HEINS, Liam E., Department of Ecology and Evolutionary Biology, University of Kansas, 1345 Jayhawk Blvd, Lawrence, KS 66045, HOLDER, Mark T., Department of Ecology and Evolutionary Biology, University of Kansas, 1200 Sunnyside Ave, Lawrence, KS 66045 and LIEBERMAN, Bruce S., Department of Ecology & Evolutionary Biology, University of Kansas, 1345 Jayhawk Blvd, Dyche Hall, Lawrence, KS 66045, lheins@ku.edu

Accurately resolving phylogenetic relationships among fossil species is essential for understanding macroevolutionary patterns and processes. The overwhelming majority of phylogenetic analyses of fossil data have employed parsimony.
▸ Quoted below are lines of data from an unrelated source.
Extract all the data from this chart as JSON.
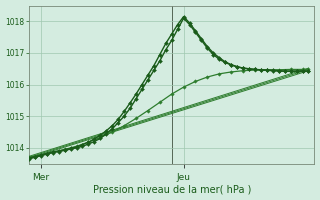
{
  "xlabel": "Pression niveau de la mer( hPa )",
  "background_color": "#d4ece0",
  "grid_color": "#a0c8b0",
  "ylim": [
    1013.5,
    1018.5
  ],
  "yticks": [
    1014,
    1015,
    1016,
    1017,
    1018
  ],
  "xlim": [
    0,
    48
  ],
  "vline_x": 24,
  "xtick_positions": [
    2,
    26
  ],
  "xtick_labels": [
    "Mer",
    "Jeu"
  ],
  "figsize": [
    3.2,
    2.0
  ],
  "dpi": 100,
  "series": [
    {
      "x": [
        0,
        1,
        2,
        3,
        4,
        5,
        6,
        7,
        8,
        9,
        10,
        11,
        12,
        13,
        14,
        15,
        16,
        17,
        18,
        19,
        20,
        21,
        22,
        23,
        24,
        25,
        26,
        27,
        28,
        29,
        30,
        31,
        32,
        33,
        34,
        35,
        36,
        37,
        38,
        39,
        40,
        41,
        42,
        43,
        44,
        45,
        46,
        47
      ],
      "y": [
        1013.65,
        1013.7,
        1013.75,
        1013.8,
        1013.85,
        1013.88,
        1013.92,
        1013.96,
        1014.0,
        1014.05,
        1014.12,
        1014.2,
        1014.3,
        1014.45,
        1014.6,
        1014.8,
        1015.0,
        1015.25,
        1015.55,
        1015.85,
        1016.15,
        1016.45,
        1016.75,
        1017.1,
        1017.4,
        1017.75,
        1018.1,
        1017.9,
        1017.65,
        1017.4,
        1017.15,
        1016.95,
        1016.8,
        1016.7,
        1016.62,
        1016.56,
        1016.52,
        1016.5,
        1016.48,
        1016.47,
        1016.46,
        1016.45,
        1016.44,
        1016.43,
        1016.43,
        1016.43,
        1016.43,
        1016.43
      ],
      "color": "#1a5c1a",
      "lw": 1.0,
      "marker": "D",
      "markersize": 2.0,
      "zorder": 5
    },
    {
      "x": [
        0,
        1,
        2,
        3,
        4,
        5,
        6,
        7,
        8,
        9,
        10,
        11,
        12,
        13,
        14,
        15,
        16,
        17,
        18,
        19,
        20,
        21,
        22,
        23,
        24,
        25,
        26,
        27,
        28,
        29,
        30,
        31,
        32,
        33,
        34,
        35,
        36,
        37,
        38,
        39,
        40,
        41,
        42,
        43,
        44,
        45,
        46,
        47
      ],
      "y": [
        1013.68,
        1013.72,
        1013.77,
        1013.82,
        1013.87,
        1013.9,
        1013.94,
        1013.98,
        1014.03,
        1014.1,
        1014.18,
        1014.28,
        1014.4,
        1014.54,
        1014.7,
        1014.9,
        1015.15,
        1015.42,
        1015.7,
        1016.0,
        1016.3,
        1016.6,
        1016.95,
        1017.3,
        1017.6,
        1017.9,
        1018.15,
        1017.95,
        1017.7,
        1017.45,
        1017.2,
        1017.0,
        1016.85,
        1016.72,
        1016.63,
        1016.57,
        1016.52,
        1016.5,
        1016.48,
        1016.46,
        1016.45,
        1016.44,
        1016.43,
        1016.42,
        1016.42,
        1016.42,
        1016.42,
        1016.42
      ],
      "color": "#1a5c1a",
      "lw": 1.0,
      "marker": "D",
      "markersize": 2.0,
      "zorder": 4
    },
    {
      "x": [
        0,
        2,
        4,
        6,
        8,
        10,
        12,
        14,
        16,
        18,
        20,
        22,
        24,
        26,
        28,
        30,
        32,
        34,
        36,
        38,
        40,
        42,
        44,
        46,
        47
      ],
      "y": [
        1013.7,
        1013.78,
        1013.86,
        1013.95,
        1014.05,
        1014.18,
        1014.33,
        1014.5,
        1014.7,
        1014.93,
        1015.18,
        1015.44,
        1015.7,
        1015.92,
        1016.1,
        1016.24,
        1016.34,
        1016.4,
        1016.44,
        1016.46,
        1016.47,
        1016.47,
        1016.48,
        1016.48,
        1016.48
      ],
      "color": "#2e7d2e",
      "lw": 0.9,
      "marker": "D",
      "markersize": 1.8,
      "zorder": 3
    },
    {
      "x": [
        0,
        47
      ],
      "y": [
        1013.73,
        1016.52
      ],
      "color": "#2e7d2e",
      "lw": 0.7,
      "marker": null,
      "markersize": 0,
      "zorder": 2
    },
    {
      "x": [
        0,
        47
      ],
      "y": [
        1013.67,
        1016.44
      ],
      "color": "#2e7d2e",
      "lw": 0.7,
      "marker": null,
      "markersize": 0,
      "zorder": 2
    },
    {
      "x": [
        0,
        47
      ],
      "y": [
        1013.7,
        1016.48
      ],
      "color": "#2e7d2e",
      "lw": 0.7,
      "marker": null,
      "markersize": 0,
      "zorder": 2
    }
  ]
}
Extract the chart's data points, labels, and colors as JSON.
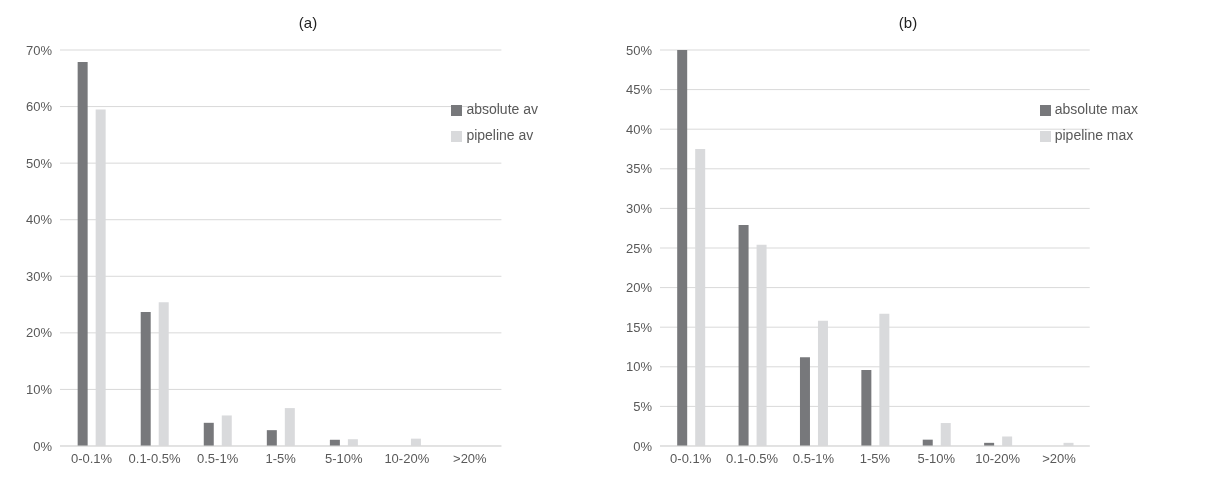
{
  "chart_data": [
    {
      "type": "bar",
      "title": "(a)",
      "categories": [
        "0-0.1%",
        "0.1-0.5%",
        "0.5-1%",
        "1-5%",
        "5-10%",
        "10-20%",
        ">20%"
      ],
      "series": [
        {
          "name": "absolute av",
          "color": "#77787b",
          "values": [
            67.9,
            23.7,
            4.1,
            2.8,
            1.1,
            0,
            0
          ]
        },
        {
          "name": "pipeline av",
          "color": "#d9dadc",
          "values": [
            59.5,
            25.4,
            5.4,
            6.7,
            1.2,
            1.3,
            0
          ]
        }
      ],
      "ylim": [
        0,
        70
      ],
      "yticks": [
        {
          "value": 0,
          "label": "0%"
        },
        {
          "value": 10,
          "label": "10%"
        },
        {
          "value": 20,
          "label": "20%"
        },
        {
          "value": 30,
          "label": "30%"
        },
        {
          "value": 40,
          "label": "40%"
        },
        {
          "value": 50,
          "label": "50%"
        },
        {
          "value": 60,
          "label": "60%"
        },
        {
          "value": 70,
          "label": "70%"
        }
      ],
      "grid": "y",
      "legend": "top right"
    },
    {
      "type": "bar",
      "title": "(b)",
      "categories": [
        "0-0.1%",
        "0.1-0.5%",
        "0.5-1%",
        "1-5%",
        "5-10%",
        "10-20%",
        ">20%"
      ],
      "series": [
        {
          "name": "absolute max",
          "color": "#77787b",
          "values": [
            50,
            27.9,
            11.2,
            9.6,
            0.8,
            0.4,
            0
          ]
        },
        {
          "name": "pipeline max",
          "color": "#d9dadc",
          "values": [
            37.5,
            25.4,
            15.8,
            16.7,
            2.9,
            1.2,
            0.4
          ]
        }
      ],
      "ylim": [
        0,
        50
      ],
      "yticks": [
        {
          "value": 0,
          "label": "0%"
        },
        {
          "value": 5,
          "label": "5%"
        },
        {
          "value": 10,
          "label": "10%"
        },
        {
          "value": 15,
          "label": "15%"
        },
        {
          "value": 20,
          "label": "20%"
        },
        {
          "value": 25,
          "label": "25%"
        },
        {
          "value": 30,
          "label": "30%"
        },
        {
          "value": 35,
          "label": "35%"
        },
        {
          "value": 40,
          "label": "40%"
        },
        {
          "value": 45,
          "label": "45%"
        },
        {
          "value": 50,
          "label": "50%"
        }
      ],
      "grid": "y",
      "legend": "top right"
    }
  ]
}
In recent years attempts to adapt maximum likelihood (ML) and Bayesian methods to fossil data have yielded promising results towards overcoming some of the limitations of parsimony analysis such as long-branch attraction and problematic handling of missing data. However, application of existing ML approaches to fossil data requires adjustments based on the manner in which morphological data is collected. For instance, when adapting these parametric approaches to fossil data it is necessary to take into account various ascertainment biases related to the way that only parsimony-informative data, which excludes invariable and autapomorphic characters, is typically coded. Here we present results from reimplementing an algorithm developed in collaboration with Jordan Koch for calculating likelihoods that are conditional on parsimony-informative data. We have integrated of this algorithm into a ML framework that properly accounts for ascertainment bias and missing data. We use character datasets from two distinct and diverse groups of trilobites, the Cheiruridae and the Olenellina, to illustrate the method. Further, we show that these approaches provide a more computationally efficient way of accounting for ascertainment bias with regards to parsimony-informative morphological data, and allow for statistically rigorous testing of models of character evolution and phylogenetic reconstruction in the context of fossil data, with the potential to provide more realistic phylogenetic results than previously available ML methods.